I often say Jacques Cousteau when I mean to say Jean Cocteau. Making matters more confusing is the missing link between them — French marine biologist Jean Painleve — whose underwater cinema predates Cousteau's by decades and, whose body of work, like Cocteau's, is dedicated to exploring life on "the other side." Except that Cocteau entered mysterious realms in his films through mirrors, telephones and radios; Painleve, through the sea and micro-photography.
Painleve pioneered, not only wildlife films, but popular wildlife films. A good example is his entertaining movie about crustaceans, photographed in studio-bright black-and-white, one of 23 included in the recently released, three-disc Criterion set "Science is Fiction." We watch the intrigues of sea creatures who disguise themselves in algae and sponges, as the narrator enthusiastically mixes fact with poetic observation — comparing the crustaceans to ballerinas, "Japanese warriors" and "praying buddhas."
Anthropomorphism dominates, but Painleve also focuses on traits that set his subjects apart. Among sea horses, for example, it is the female who produces the eggs and the male who gives birth. Painleve spent sleepless nights behind the camera, even installing an electrical shock mechanism on his hat should he nod off while waiting for one pregnant papa to pop. The footage of baby sea horses bursting out of the convulsing male's pouch was worth the wait: "The Sea Horse" (1933) was Painleve's most popular movie; he even spun off a jewelry line.

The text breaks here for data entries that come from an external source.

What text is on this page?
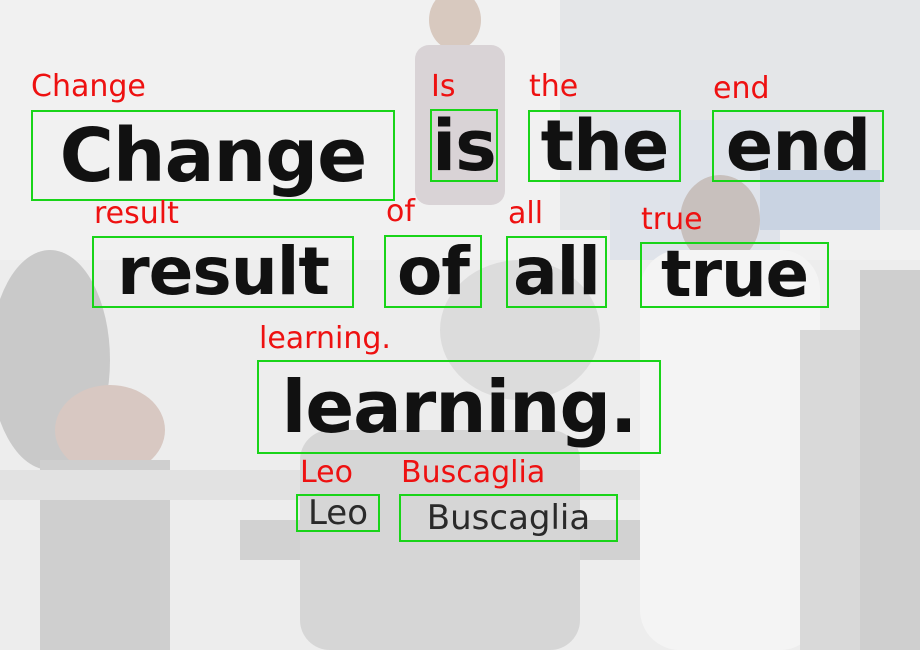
Change
Change
is
Is
the
the
end
end
result
result
of
of
all
all
true
true
learning.
learning.
Leo
Leo
Buscaglia
Buscaglia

The care Painleve took in choosing music for his films also was ahead of its time. He had Darius Milhaud score "The Sea Horse"; Painleve wrote his own music for "Sea Urchins" (1954), a symphony of banging pots and pans in tribute, he said, to Edgar Varese but with a mambo bar thrown in "so as not to be taken too seriously"; and "The Vampire" (1945) is set to a couple of Duke Ellington songs.
"The Vampire" is classic Painleve in the way it fixes on an odd attribute of an exotic animal — the vampire bat's affinity for the blood of other animals — and draws out a comparison to humans. “When I was finishing the film," Painleve said, "I noticed how the vampire bat extends its wing before going to sleep. I thought it looked like the Nazi heil-Hitler salute.” Painleve also taps fictional cinema here, coupling footage of the vampire bat with scenes from "Nosferatu."
It was that penchant for playful presentation, and fetishism of the bizarre, that sent some of Painleve's fellow scientists storming out of his screenings, denying the validity of his work. But Painleve, like his subjects, was a strange breed. He was a scientist crossed with an artist.